Makk faced jaw-dropping danger, shocking injustice, witnessing craven brutality, most of it after the war at the hands of occupying Soviet armed forces.

Using a sublime combination of diplomacy, perspicacity, integrity, and dumb luck, Makk put himself through several years of medical school. When his courageous anti-Soviet political and humanitarian behavior got him on too many lists, he escaped to Austria.

In record time, he was able to immigrate to the US, making friends with a wealthy couple who helped him get settled, find a job, and return to medical school—a feat in itself. Foreigners with poor English skills were almost never admitted, and those few who made it in flunked out. But Markk was an anomaly, and in his relentless passion to achieve fulfillment of his quixotic goal to be an “American doctor,” he never wavered. He excelled in every specialty, earned the admiration of world renowned surgeons while still a student and graduating with honors.

The next fifty years of his life were only slightly less manic. Makk married and had four sons, all the while he was working over a hundred hours a week as a surgeon and later as a pathologist. The family settled on a large horse farm in Kentucky, and though he endured several life threatening illnesses, his fortitude and access to impeccable care enabled him to continue working into his seventies. His wife’s long battle with cancer became the focus of his life after retirement, and he began writing his memoir shortly after her death.

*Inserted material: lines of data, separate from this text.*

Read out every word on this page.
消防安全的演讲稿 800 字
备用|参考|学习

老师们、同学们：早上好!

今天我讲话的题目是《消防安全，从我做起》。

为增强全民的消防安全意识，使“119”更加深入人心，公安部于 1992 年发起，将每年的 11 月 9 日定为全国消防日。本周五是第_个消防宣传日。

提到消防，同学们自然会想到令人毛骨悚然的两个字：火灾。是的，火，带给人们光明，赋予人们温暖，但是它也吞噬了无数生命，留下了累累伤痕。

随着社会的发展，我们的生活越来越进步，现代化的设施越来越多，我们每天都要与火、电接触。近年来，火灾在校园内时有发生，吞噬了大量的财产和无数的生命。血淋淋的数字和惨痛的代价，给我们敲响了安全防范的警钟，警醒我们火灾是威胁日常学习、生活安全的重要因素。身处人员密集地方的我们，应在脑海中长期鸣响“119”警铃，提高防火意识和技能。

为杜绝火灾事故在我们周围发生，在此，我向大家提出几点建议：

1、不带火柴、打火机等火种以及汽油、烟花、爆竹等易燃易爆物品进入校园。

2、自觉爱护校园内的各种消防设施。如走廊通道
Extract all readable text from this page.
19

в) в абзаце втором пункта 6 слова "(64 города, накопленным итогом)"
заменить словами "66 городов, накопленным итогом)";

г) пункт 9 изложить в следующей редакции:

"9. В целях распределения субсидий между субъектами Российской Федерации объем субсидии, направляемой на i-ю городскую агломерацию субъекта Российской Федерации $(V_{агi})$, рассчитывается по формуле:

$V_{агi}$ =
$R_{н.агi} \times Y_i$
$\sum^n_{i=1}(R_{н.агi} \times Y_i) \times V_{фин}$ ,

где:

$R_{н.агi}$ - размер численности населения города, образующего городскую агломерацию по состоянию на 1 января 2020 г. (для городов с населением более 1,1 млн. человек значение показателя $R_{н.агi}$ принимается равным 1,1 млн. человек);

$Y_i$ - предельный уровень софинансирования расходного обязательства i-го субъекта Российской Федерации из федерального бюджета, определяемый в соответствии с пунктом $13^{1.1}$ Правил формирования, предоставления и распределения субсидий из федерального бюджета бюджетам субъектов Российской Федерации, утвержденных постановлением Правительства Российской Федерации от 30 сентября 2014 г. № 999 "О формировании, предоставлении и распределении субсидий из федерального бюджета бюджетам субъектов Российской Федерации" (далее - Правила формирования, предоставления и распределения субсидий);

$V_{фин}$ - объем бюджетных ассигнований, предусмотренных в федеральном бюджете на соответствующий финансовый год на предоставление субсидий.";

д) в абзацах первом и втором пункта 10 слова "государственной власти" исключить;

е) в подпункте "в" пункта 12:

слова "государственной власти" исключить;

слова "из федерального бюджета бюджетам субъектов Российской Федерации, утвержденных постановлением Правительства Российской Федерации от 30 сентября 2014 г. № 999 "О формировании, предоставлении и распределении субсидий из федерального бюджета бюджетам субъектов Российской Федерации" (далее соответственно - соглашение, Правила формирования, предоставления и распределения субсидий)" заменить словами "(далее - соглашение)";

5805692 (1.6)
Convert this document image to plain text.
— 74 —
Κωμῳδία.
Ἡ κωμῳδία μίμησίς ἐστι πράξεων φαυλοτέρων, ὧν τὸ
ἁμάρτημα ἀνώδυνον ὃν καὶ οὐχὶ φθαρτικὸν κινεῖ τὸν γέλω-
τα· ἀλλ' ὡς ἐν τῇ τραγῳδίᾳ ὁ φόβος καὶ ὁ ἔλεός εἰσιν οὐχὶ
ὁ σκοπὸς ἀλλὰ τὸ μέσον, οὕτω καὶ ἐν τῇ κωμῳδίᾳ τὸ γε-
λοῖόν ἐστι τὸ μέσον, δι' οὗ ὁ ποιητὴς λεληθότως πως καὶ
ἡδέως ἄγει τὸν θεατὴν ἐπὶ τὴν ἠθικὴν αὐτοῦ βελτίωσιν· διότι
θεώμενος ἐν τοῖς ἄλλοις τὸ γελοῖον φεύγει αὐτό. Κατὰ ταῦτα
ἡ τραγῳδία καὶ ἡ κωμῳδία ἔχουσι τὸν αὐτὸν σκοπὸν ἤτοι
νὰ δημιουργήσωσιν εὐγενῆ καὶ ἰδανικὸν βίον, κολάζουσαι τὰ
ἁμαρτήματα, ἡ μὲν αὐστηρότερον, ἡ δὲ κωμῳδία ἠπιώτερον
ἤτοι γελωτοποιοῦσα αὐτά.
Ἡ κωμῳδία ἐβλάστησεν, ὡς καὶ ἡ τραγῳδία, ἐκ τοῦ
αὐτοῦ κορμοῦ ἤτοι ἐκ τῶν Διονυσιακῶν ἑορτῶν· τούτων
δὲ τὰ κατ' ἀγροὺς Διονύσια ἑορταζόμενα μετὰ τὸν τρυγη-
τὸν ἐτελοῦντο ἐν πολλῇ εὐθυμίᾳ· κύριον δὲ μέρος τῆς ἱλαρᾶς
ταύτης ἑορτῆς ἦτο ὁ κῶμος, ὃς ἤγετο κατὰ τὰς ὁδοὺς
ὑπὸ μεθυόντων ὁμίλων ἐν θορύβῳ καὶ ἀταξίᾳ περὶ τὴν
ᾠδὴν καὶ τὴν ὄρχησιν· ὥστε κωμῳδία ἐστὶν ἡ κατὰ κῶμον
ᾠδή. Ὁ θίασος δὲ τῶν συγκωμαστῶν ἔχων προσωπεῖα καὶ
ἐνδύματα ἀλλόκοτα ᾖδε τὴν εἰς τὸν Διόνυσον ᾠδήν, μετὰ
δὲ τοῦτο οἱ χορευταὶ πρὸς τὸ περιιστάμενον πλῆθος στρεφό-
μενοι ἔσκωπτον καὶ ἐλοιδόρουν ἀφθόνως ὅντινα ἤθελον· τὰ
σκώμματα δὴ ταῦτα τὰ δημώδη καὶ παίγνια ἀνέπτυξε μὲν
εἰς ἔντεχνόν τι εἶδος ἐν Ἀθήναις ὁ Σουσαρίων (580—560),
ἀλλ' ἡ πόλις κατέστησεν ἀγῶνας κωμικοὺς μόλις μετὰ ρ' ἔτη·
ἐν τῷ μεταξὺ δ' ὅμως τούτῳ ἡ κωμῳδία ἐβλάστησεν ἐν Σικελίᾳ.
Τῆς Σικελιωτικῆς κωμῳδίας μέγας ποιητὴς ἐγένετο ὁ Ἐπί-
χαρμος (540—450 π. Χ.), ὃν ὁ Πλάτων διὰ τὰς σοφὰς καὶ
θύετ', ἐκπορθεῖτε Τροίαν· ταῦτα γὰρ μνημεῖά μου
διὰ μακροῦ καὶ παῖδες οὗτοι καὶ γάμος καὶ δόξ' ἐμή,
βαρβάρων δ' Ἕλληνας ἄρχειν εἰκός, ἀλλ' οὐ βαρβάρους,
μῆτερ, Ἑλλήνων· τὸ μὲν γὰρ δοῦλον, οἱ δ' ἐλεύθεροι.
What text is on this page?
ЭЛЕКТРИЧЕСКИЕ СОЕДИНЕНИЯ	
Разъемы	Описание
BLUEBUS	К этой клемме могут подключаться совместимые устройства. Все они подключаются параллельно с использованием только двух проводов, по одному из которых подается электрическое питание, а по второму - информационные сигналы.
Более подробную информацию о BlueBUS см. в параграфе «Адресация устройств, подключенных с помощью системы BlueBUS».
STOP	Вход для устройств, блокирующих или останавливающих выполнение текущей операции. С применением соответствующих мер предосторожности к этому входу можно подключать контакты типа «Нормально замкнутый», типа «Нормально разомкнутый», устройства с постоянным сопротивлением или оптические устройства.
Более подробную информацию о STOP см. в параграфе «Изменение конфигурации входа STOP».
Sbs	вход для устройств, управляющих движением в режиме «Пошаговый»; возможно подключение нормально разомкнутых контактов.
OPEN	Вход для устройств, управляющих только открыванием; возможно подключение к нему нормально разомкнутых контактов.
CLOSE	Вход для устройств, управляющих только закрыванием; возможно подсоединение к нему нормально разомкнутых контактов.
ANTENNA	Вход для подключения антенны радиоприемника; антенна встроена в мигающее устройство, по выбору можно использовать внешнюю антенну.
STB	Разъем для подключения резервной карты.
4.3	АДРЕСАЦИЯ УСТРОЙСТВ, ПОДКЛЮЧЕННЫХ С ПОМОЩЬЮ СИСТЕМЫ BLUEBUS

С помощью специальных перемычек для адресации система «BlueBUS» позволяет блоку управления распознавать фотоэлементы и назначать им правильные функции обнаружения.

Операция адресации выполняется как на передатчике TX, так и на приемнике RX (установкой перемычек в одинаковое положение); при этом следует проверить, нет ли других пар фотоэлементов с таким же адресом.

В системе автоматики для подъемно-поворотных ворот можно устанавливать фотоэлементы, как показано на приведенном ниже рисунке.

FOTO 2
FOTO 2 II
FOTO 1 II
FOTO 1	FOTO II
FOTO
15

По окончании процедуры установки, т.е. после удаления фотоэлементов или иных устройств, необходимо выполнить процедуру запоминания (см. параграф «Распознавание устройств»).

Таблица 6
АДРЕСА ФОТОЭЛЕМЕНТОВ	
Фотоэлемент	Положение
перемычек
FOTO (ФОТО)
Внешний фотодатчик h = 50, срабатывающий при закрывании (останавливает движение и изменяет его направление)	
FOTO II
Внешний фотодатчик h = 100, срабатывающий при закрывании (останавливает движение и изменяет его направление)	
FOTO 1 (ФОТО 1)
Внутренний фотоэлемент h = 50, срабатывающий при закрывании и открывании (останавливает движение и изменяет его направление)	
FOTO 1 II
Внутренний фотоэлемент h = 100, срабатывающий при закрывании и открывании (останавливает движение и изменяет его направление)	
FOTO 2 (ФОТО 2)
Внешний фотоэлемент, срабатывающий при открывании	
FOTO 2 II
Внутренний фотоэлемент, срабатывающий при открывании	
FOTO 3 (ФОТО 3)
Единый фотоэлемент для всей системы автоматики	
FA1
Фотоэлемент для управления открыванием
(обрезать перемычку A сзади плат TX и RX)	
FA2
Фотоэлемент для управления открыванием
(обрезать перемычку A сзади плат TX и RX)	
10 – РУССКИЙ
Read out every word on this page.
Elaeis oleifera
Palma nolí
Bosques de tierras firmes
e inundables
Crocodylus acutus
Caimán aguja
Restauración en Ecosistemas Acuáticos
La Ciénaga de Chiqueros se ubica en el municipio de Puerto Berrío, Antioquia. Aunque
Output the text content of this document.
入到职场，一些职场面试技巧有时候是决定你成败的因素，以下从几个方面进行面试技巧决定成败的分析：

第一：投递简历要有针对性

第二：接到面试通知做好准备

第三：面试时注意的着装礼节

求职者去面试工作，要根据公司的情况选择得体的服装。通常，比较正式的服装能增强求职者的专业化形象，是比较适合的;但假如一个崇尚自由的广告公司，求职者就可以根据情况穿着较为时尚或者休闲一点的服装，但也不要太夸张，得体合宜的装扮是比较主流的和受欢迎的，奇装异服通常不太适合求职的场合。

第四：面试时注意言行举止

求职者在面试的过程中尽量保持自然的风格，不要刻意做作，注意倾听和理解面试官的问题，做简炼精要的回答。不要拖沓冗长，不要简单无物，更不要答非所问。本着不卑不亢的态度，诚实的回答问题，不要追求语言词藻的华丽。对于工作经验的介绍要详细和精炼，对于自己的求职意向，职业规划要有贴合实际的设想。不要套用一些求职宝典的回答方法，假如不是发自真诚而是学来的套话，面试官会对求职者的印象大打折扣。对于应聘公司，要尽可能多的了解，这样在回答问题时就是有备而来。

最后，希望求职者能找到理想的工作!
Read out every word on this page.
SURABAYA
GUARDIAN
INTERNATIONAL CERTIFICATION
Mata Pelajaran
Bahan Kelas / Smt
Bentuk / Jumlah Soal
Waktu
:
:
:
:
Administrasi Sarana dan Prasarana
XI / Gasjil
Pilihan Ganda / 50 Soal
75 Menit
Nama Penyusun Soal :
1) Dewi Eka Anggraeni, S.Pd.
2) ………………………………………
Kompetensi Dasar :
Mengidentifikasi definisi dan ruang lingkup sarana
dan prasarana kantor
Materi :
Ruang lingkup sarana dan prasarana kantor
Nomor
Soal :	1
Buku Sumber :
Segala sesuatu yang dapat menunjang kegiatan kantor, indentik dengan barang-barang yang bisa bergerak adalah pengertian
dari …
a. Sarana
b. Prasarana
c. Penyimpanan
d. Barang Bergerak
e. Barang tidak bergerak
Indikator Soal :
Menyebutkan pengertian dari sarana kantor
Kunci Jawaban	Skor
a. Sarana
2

A Doctor’s Journey would be enjoyed by many audiences, but its consummate home is in the hands of a medical professional. Makk has a propensity for sharing the details of medicine in all its complexity and drama, something a layperson might find tedious. Every aspect of the illnesses and surgeries he was involved in are carefully documented as though he is making a report. His understandable desire to include the name of every doctor he’d ever worked with also feels unnecessary at times. Fortunately, these minor flaws pale in light of Makk’s excellent writing and superlative story.